Days after print publication, Bill Knight’s syndicated newspaper column, which moves twice a week, will appear here. The most recent will appear at the top. (Columns before Sep. 11, 2017, are archived at http://billknightcolumn.blogspot.com/).

Monday, December 11, 2017

‘Listening tour’ hears little about labor



Bill Knight column for Monday, Tuesday or Wednesday, Dec. 4, 5 or 6

Annoyance is understandable when members of Congress talk about jobs but barely touch on unions, and when “working across the aisle” seems less creative than submissive.
That compliant attitude hides behind notions of cooperating and keeping an open mind. But as my grandpa said, “You shouldn’t have such an open mind that you can hear the wind whistling through your head.”
On Nov. 20 Democrats’ “Make It in America” listening tour stopped at the Peoria Area Chamber of Commerce, where U.S. Reps. Cheri Bustos (Illinois), Steny Hoyer (Maryland) and Jimmy Panetta (California) heard from businesspeople. Since it ostensibly was to listen, maybe it can be forgiven that labor was barely an afterthought.

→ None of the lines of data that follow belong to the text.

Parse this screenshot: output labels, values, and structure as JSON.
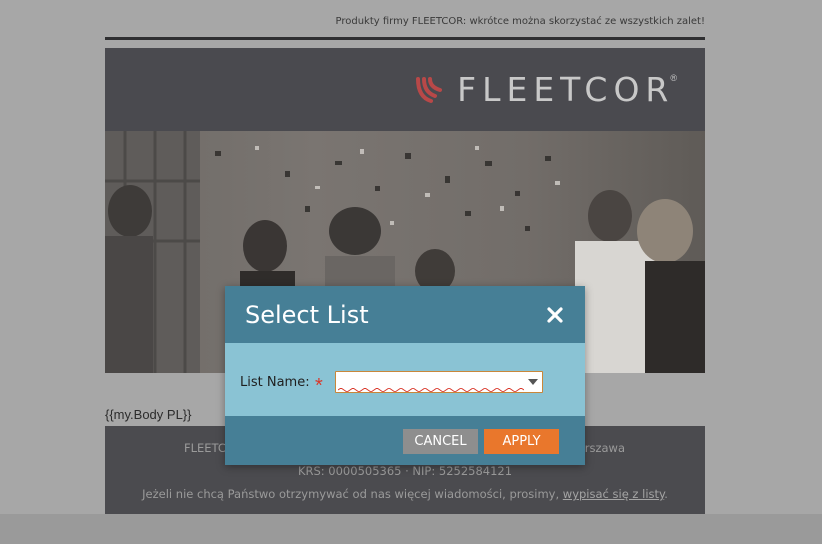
{
  "email": {
    "preheader": "Produkty firmy FLEETCOR: wkrótce można skorzystać ze wszystkich zalet!",
    "logo": {
      "text": "FLEETCOR",
      "registered": "®",
      "icon": "fleetcor-logo-icon",
      "brand_color": "#e0463c"
    },
    "hero_image": {
      "icon": "celebration-photo"
    },
    "body_token": "{{my.Body PL}}",
    "footer": {
      "line1_left": "FLEETC",
      "line1_right": "arszawa",
      "line2": "KRS: 0000505365 · NIP: 5252584121",
      "line3_prefix": "Jeżeli nie chcą Państwo otrzymywać od nas więcej wiadomości, prosimy, ",
      "line3_link": "wypisać się z listy",
      "line3_suffix": "."
    }
  },
  "dialog": {
    "title": "Select List",
    "close_icon": "close-icon",
    "field_label": "List Name:",
    "required_mark": "*",
    "list_value": "",
    "cancel_label": "CANCEL",
    "apply_label": "APPLY",
    "colors": {
      "header": "#467f96",
      "body": "#8ac3d4",
      "apply": "#e9772c",
      "cancel": "#8e8e8e"
    }
  }
}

However, failing to represent workers who want to bargain collectively is alarmingly similar to the Clintons’ “New Democrat” betrayal of labor in the years before Bill Clinton won the presidency in 1992.
“Clinton and his allies turned their backs on the labor movement that had made their careers possible, largely in hopes of discouraging anti-union companies from funding potential rivals or to undermine potential rivals on the Left,” says University of Arkansas professor Michael Pierce.
“Social and cultural concerns became the defining issues in electoral politics, and the economic needs of workers fell off the Democratic agenda,” Pierce writes for the Labor and Working-Class History Association.
The “labor movement was the target,” he says. Clinton said “he was a ‘different kind of Democrat,’ scolding trade unionists for outdated economic ideas, and for the first time since the 1930s, the Democratic presidential nominee refused to embrace the labor movement and the politics of class.”
Decades later, the Democratic Party now says it’s pushing for policies to spur job growth; “Make It in America” is about “revitalizing jobs and manufacturing,” according to Hoyer.
That’s not wrong; it’s incomplete.
Launched in 2010, “Make It in America” helped Congress pass 19 related measures, Democrats say. But besides ending tax loopholes that let companies transfer jobs overseas, few address workers’ rights. Instead, “Make It In America’s” victories helped manufacturers, protected patents, established grants for veteran job-training, increased investments in adult education, encouraged support for women entrepreneurs, and twice supported the Export-Import Bank.
“House Democrats’ ‘Make It In America’ plan has always been about identifying our economic challenges and addressing them by seizing new opportunities,” said Hoyer, the House Minority Whip. “In spite of the progress that has been made, too many Americans feel left behind and believe that no one in Washington is listening to their concerns.
“Families live in constant fear of an unexpected expense that will mean economic catastrophe.” Hoyer’s said.
Again, that’s true, but it misses the important part unions play in the economy.
At “Make It in America” Congressional hearings in 2015, Bustos’ testimony foreshadowed Hoyer’s recent summary of economic problems: “A mismatch between the skills that workers have and the skills employers need; entrepreneurs who find it difficult to secure the capital needed to take their ideas to the next level; and hard working families playing by the rules who feel the American dream slipping farther from their reach,” she said.
And Bustos last month once more expressed her commitment to reaching across party lines to enact laws in Washington.
In Illinois, affordable college and expanded vocational training were addessed by speakers.
The right to form and operate labor unions?
Crickets.
Hoyer and Bustos in a visit to Peoria last summer promoted the Export-Import Bank, the credit agency set up as a chartered government corporation in 1934, when its assignment was to facilitate overseas buyers for U.S. products by making loans to influential borrowers at below-market interest rates. Ex-Im borrows billions of dollars from the U.S. Treasury to make loans or credit lines to foreign buyers of U.S. products; guarantee loans to banks that lend to foreign buyers and U.S. exporters; and insure against losses on loans.
Supporters say Ex-Im’s assistance to companies would be hard to get on the private market and helps make trade deals that can boost hiring. Illinois corporations such as Boeing, Caterpillar and Deere & Company are among the companies that benefit from Ex-Im, which has been criticized by conservatives and progressives.
Conservative interests such as the Cato Institute criticized Ex-Im for essentially picking winners and losers in the global economy, and progressive economist Dean Baker said below-market loans “raise the cost of capital to other firms.”
Foes also doubt that such industrial giants cannot get financing elsewhere.
“It is just one more example of how the rich and powerful have no interest in the free market when circumventing how the market works to their benefit,” Baker added.
Is anyone on Capitol Hill truly listenng?